Ana içeriğe atla

Egyptomania ve Mısır Turizmi

 


Ülkemizde, özellikle 90’lı yıllarda ve sonrasında, turizm tanıtımının popüler olması ile birlikte zaman zaman dillendirilen bir düşünce vardı, “Mısır gibi yapalım…bir kitapla, bir filmle müthiş ülke tanıtımı yapıyorlar" Evet, bu düşünce kısmen doğruydu. Ülke ekonomisinin turizme hayati derecede bağlı olduğu Mısır’da zaman zaman meydana gelen terör olaylarının negatif etkisi esin kaynağını Antik Mısır’dan alan kitap, film ve müziklerin dünya genelinde çok ilgi görmesi ile birlikte çok sürmeden unutulur ve her şey normale dönerdi.
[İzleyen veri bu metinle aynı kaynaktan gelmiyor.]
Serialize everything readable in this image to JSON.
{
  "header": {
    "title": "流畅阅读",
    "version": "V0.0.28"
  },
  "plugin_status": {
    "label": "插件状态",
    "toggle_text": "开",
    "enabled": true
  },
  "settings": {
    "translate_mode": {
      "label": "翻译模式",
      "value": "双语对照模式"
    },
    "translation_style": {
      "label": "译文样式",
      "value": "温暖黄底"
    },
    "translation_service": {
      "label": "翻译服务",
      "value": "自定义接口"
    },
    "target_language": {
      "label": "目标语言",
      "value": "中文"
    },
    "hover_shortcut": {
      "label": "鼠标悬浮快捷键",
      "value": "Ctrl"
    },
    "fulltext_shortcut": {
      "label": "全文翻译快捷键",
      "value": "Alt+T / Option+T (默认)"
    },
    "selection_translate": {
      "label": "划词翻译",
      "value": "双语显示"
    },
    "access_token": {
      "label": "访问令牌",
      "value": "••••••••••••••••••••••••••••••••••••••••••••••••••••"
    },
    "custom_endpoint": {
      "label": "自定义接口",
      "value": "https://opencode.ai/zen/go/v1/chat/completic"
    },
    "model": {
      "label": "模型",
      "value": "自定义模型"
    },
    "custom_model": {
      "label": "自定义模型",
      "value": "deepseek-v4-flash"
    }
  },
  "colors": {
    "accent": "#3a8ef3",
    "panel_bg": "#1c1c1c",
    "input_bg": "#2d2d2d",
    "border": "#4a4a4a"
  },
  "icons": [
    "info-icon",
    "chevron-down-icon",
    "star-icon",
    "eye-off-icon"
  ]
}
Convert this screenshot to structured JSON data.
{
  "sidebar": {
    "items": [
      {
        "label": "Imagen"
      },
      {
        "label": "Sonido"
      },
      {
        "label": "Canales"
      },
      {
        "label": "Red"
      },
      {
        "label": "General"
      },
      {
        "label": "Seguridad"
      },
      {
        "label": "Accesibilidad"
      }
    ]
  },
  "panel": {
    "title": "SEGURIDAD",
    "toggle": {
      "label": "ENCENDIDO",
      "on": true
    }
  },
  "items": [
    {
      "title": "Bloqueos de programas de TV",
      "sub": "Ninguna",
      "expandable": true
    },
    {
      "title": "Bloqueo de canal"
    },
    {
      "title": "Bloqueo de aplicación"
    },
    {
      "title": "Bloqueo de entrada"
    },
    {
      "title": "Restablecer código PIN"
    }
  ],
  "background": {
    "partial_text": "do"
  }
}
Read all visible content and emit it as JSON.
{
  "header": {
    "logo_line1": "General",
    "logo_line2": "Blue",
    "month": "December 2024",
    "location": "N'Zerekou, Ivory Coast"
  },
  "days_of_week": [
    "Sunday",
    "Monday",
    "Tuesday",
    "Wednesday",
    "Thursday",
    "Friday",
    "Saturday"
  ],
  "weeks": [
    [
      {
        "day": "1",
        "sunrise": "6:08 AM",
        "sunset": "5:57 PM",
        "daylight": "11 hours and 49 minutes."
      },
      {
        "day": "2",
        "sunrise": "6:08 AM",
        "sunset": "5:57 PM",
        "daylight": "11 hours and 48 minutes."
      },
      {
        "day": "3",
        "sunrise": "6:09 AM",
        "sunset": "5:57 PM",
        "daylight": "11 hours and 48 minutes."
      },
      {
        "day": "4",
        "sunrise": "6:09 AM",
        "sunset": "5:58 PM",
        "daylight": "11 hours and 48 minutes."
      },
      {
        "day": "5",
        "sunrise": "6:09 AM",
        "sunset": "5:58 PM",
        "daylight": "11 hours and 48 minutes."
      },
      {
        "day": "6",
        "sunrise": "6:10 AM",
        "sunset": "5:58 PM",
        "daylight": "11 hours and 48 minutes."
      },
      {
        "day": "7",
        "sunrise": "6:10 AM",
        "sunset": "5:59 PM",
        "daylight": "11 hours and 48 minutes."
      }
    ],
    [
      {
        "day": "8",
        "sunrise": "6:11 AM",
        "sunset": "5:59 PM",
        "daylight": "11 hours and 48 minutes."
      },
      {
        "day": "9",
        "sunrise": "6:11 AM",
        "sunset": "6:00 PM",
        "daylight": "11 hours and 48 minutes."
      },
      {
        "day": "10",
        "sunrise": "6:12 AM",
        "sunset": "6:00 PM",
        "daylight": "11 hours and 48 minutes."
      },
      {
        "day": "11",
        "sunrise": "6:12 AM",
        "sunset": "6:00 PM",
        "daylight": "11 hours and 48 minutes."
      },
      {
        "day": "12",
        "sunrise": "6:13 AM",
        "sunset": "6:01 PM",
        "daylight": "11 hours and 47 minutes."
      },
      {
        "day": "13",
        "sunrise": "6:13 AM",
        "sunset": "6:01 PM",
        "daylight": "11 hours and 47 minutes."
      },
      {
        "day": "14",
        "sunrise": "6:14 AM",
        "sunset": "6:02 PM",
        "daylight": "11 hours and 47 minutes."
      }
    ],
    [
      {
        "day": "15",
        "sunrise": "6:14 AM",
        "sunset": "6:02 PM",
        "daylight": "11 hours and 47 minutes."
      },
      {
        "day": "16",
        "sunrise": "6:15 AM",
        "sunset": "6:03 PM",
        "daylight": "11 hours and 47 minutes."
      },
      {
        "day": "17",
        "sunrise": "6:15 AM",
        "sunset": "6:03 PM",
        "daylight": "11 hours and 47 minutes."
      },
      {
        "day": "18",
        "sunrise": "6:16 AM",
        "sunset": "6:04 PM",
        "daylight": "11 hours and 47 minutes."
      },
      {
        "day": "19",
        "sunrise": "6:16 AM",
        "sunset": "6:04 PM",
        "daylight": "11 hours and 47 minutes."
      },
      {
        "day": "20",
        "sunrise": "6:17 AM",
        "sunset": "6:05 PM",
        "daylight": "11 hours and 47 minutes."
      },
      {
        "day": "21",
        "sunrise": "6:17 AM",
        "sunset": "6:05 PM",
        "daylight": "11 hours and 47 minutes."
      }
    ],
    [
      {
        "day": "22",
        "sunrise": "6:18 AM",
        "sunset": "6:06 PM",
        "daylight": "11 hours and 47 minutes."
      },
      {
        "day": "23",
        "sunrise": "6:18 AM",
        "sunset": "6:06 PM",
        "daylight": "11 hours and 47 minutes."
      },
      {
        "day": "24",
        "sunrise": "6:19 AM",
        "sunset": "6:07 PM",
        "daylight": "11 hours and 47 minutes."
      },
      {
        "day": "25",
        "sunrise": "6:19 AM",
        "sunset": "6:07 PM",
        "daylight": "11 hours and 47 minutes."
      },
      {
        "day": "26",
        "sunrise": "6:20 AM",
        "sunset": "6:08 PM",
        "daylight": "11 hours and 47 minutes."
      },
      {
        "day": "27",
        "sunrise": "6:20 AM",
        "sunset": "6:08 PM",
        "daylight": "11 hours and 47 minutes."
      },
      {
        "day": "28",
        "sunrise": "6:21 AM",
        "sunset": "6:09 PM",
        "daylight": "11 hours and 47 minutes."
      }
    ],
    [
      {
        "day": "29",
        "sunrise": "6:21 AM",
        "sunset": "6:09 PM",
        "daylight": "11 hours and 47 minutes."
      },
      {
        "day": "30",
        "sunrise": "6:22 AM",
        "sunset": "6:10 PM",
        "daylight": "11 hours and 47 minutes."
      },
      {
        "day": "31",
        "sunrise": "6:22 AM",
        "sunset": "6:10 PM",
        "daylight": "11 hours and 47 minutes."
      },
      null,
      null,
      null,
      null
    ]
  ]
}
Bizde de ilgisi nedeniyle bilhassa turizm camiasında, kitap ve film ile ülke tanıtımı yapmak düşüncesi haklı olarak destek buluyordu…Bu düşünce popülerliğini hala kaybetmiş değil.

Peki bu etkinin arkasında sadece bir kitap, film veya müzik mi var? Hızlıca bir cevap vermek gerekirse: "Evet!" 

Film, kitap, müzik gibi duyguları etkileyen, insanlarda güzel hisleri harekete geçiren her şey iletişimin en güçlü yöntemlerindendir ve öyle olmaya devam edecektir. Günümüzde kültürel diplomasinin yaygın olarak kullanılmasının arkasında yatan düşünce de buradan geliyor.

Önemli olduğunu düşündüğüm ve ilgi alanımda olan bu konuyu hızlı bir cevapla geçiştirmeyip başka bir soruyla devam etmek istiyorum: 

Batılıların Antik Mısır’a hayranlığı nereden kaynaklanıyor? 

Bu soruya verilecek cevap tarihsel bir çizgide çok geniş açıklamaları içermek zorunda ancak bu yazının içeriği iletişim ile sınırlı olduğundan ben sadece köşe taşı niteliğinde sayabileceğim örneklerle sizlerin düşüncelerine katkı vermek niyetindeyim.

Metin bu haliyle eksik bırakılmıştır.